Project

General

Profile

Best Practices

Job Submission

This Job Submission best practice session will help you on maximizing your chances to run your jobs faster and in a successful way.
There are some basic concepts that will help you understand how the jobs act once they are submitted and what kind of problems you can face.
First of all, let's start saying that to maximize the chances to run your job, you can use different kinds of resources, those are separated in:
  • Dedicated
  • Opportunistic
  • Offsite

Depending on where your job will run it's possible that your script will work or not, based on how well written it is.
The majority of the problems that we face are related to scripts that aren't sufficiently robust to operate outside of FermiGrid.

Number of jobs allowed

You should limit the number of batch processes submitted at a time. It would be best for an individual submission to not be over 5000 individual batch jobs. When a submission occurs, the batch system has to internally create a large number of directories and files for each job. We have seen problems when submissions get over 10,000 jobs.

Pre-emption and common errors

The main difference when running outside of GPGrid is the pre-emption. What does preemption mean?
Pre-emption means that if other jobs with higher priority come into the cluster, your job may be evicted in favor of those.
Your job will automatically go back to the queue and eventually restart from the beginning, meaning that the produced stdout and stderr will be lost.
Analyzing condor logs you will find that your job has been evicted or disconnected.
Other possible errors when your job is sent to OSG are:
  • BlueArc areas are not mounted (You shouldn't run code directly from there )
  • Some system libraries may not be installed

How to run faster

So you may think "what's the biggest factor that will help my job to run faster and be successful?"
The answer is "your job's resource request" (CPU, disk, memory, runtime).
OSG is completely based on opportunistic usage, so we don't have control on your job's priority at a remote site.
All the requests are handled on a First come, First served methodology; this means that, depending on the resources available at the site, you may run first if the resource request is smaller than others.
You also have to consider that we may not have Glideins running at a given site all the time. Glideins can take several hours to start so it will be best for you to have jobs in the queue all the time.

Profiling your jobs

Profiling your jobs and requesting only the resources that you need will help you to get assigned slots on the grid faster.Don't just stick with the default resource request even if it works for you.
If you only need two hours or one GB or Ram, modify the request; It will make a huge difference in the waiting time.
Consider also that Pre-emption probability increases with run time. Aim for shorter (few hours) jobs.
Splitting a six hours job in two three-hour jobs or something similar will make the difference.

Write robust scripts

Let's start from the initial assumption that anything that runs on OSG, will also run on GPGrid, but that doesn't mean that if something runs on GPGrid, it will run also on OSG.
This initial assumption should let you focus on the fact that you should write your job scripts with OSG in mind from the beginning.

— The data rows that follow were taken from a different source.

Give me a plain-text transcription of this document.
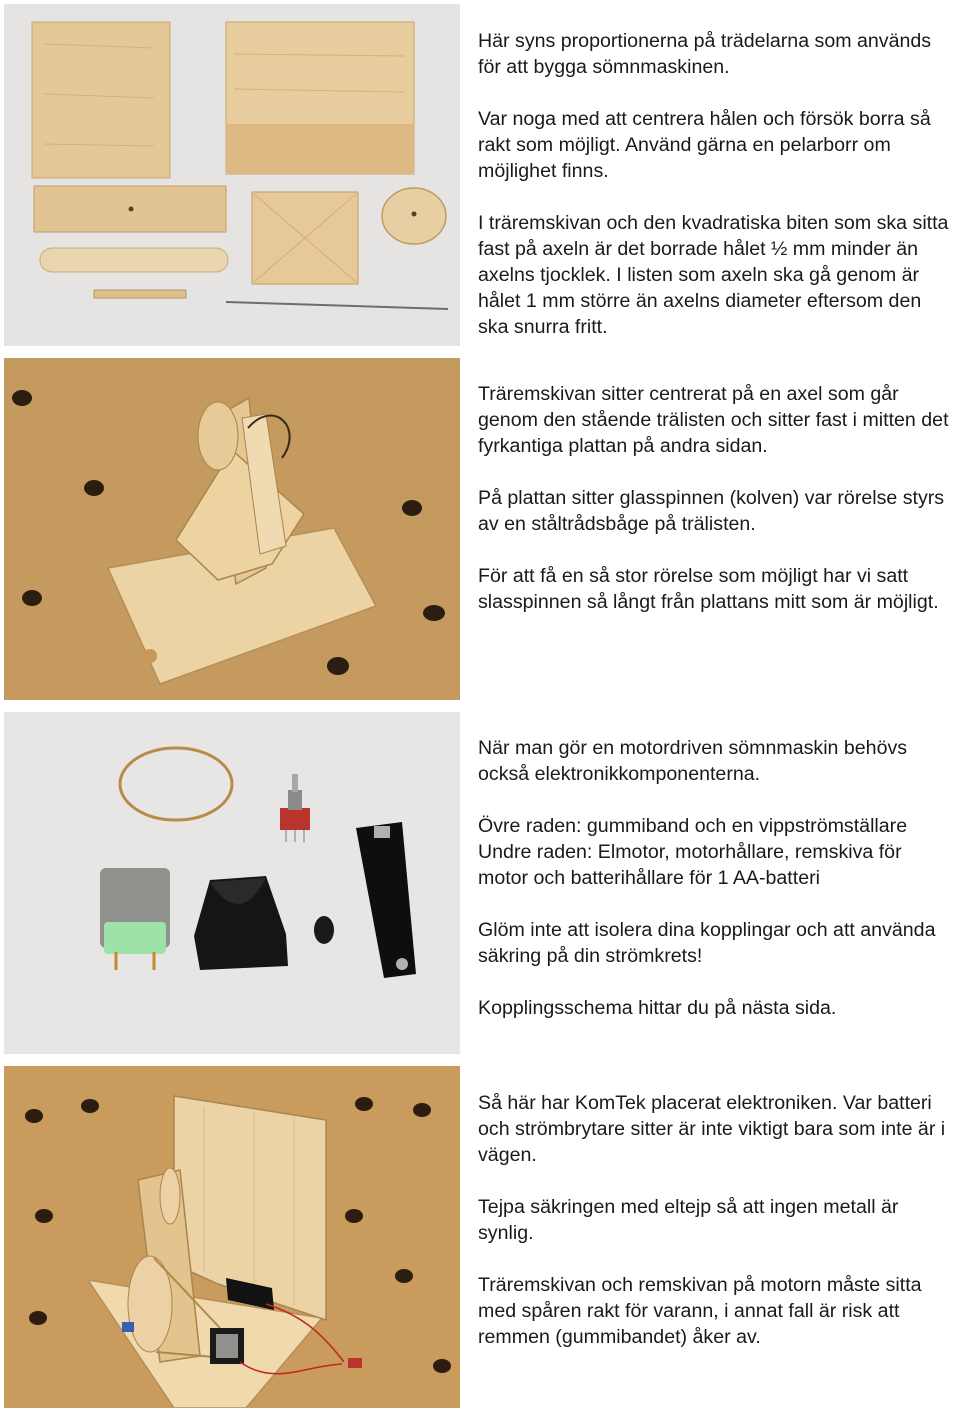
Här syns proportionerna på trädelarna som används för att bygga sömnmaskinen.

Var noga med att centrera hålen och försök borra så rakt som möjligt. Använd gärna en pelarborr om möjlighet finns.

I träremskivan och den kvadratiska biten som ska sitta fast på axeln är det borrade hålet ½ mm minder än axelns tjocklek. I listen som axeln ska gå genom är hålet 1 mm större än axelns diameter eftersom den ska snurra fritt.

Träremskivan sitter centrerat på en axel som går genom den stående trälisten och sitter fast i mitten det fyrkantiga plattan på andra sidan.

På plattan sitter glasspinnen (kolven) var rörelse styrs av en ståltrådsbåge på trälisten.

För att få en så stor rörelse som möjligt har vi satt slasspinnen så långt från plattans mitt som är möjligt.

När man gör en motordriven sömnmaskin behövs också elektronikkomponenterna.

Övre raden: gummiband och en vippströmställare Undre raden: Elmotor, motorhållare, remskiva för motor och batterihållare för 1 AA-batteri

Glöm inte att isolera dina kopplingar och att använda säkring på din strömkrets!

Kopplingsschema hittar du på nästa sida.

Så här har KomTek placerat elektroniken. Var batteri och strömbrytare sitter är inte viktigt bara som inte är i vägen.

Tejpa säkringen med eltejp så att ingen metall är synlig.

Träremskivan och remskivan på motorn måste sitta med spåren rakt för varann, i annat fall är risk att remmen (gummibandet) åker av.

The best way to ensure success on the OSG is to write a good script:
  • Check for the existence of all needed CVMFS repositories before starting to run
  • Check OS environment and set Env variables as needed (such as UPS_OVERRIDE)
  • Check the exit status of data transfer commands and executables
  • Avoid hard-coding any paths for input or output files (CVMFS paths are ok )
  • Don't make assumption about what username and/or home directory the job sees

Script examples

Easy way Proper Way
#!/bin/bash
. /grid/fermiapp/products/common/etc/setup
setup ifdhc
. /grid/fermiapp/products/larsoft/etc/setup
setup mycode v1_2_3_4 -q whatever

if [ ! -d /cvmfs/myexperiment.opensciencegrid.org ]; then
    echo “experiment CVMFS repo seems to not be present. Sleeping and then exiting.”
    sleep 1000
    exit 1
fi
. /cvmfs/fermilab.opensciencegrid.org/products/common/etc/setup
setup ifdhc
. /cvmfs/fermilab.opensciencegrid.org/products/larsoft/etc/setup
setup mycode v1_2_3_4 -q whatever
ifdh cp -D /pnfs/myexp/scratch/users/${GRID_USER}/myinput.tar.gz ./

ifdh cp -D /pnfs/myexp/scratch/users/${GRID_USER}/myinput.tar.gz ./
IFDH_RESULT=$?
ifdh log “ifdh cp of myinput.tar.gz - job $JOBSUBJOBID finished at `date` - status $IFDH_RESULT”
if [ $IFDH_RESULT -ne 0 ]; then echo “Error copying input tar” ; exit 2 ; fi
ifdh cp -D myoutfile1 myoutfile2 /pnfs/myexp/scratch/users/$USER/
myoutputs/
ifdh cp -D myoutfile1 myoutfile2 /pnfs/myexp/scratch/users/${GRID_USER}/
myoutputs/

Always test first

The most important thing of all: Do NOT send many jobs without sending tests first.
A fermicloud node is available to run tests. Copy your scripts there and run it first.
If it works, send a single test job to a remote site, then some more, etc.
There is also a node called fnpctest1.fnal.gov where you can run test workflows. Open a Service Desk ticket to Distributed Computing Support to obtain access.

StashCache

StashCache, as the name says is a different approach to accessing data in an opportunistic way for OSG sites.
With StashCache a file is downloaded locally to the cache from the origin server on the first access, and then, on future accesses, the local copy will be used.
When more space is needed, old files are removed ( by some algorithm which decides the definition of "old" )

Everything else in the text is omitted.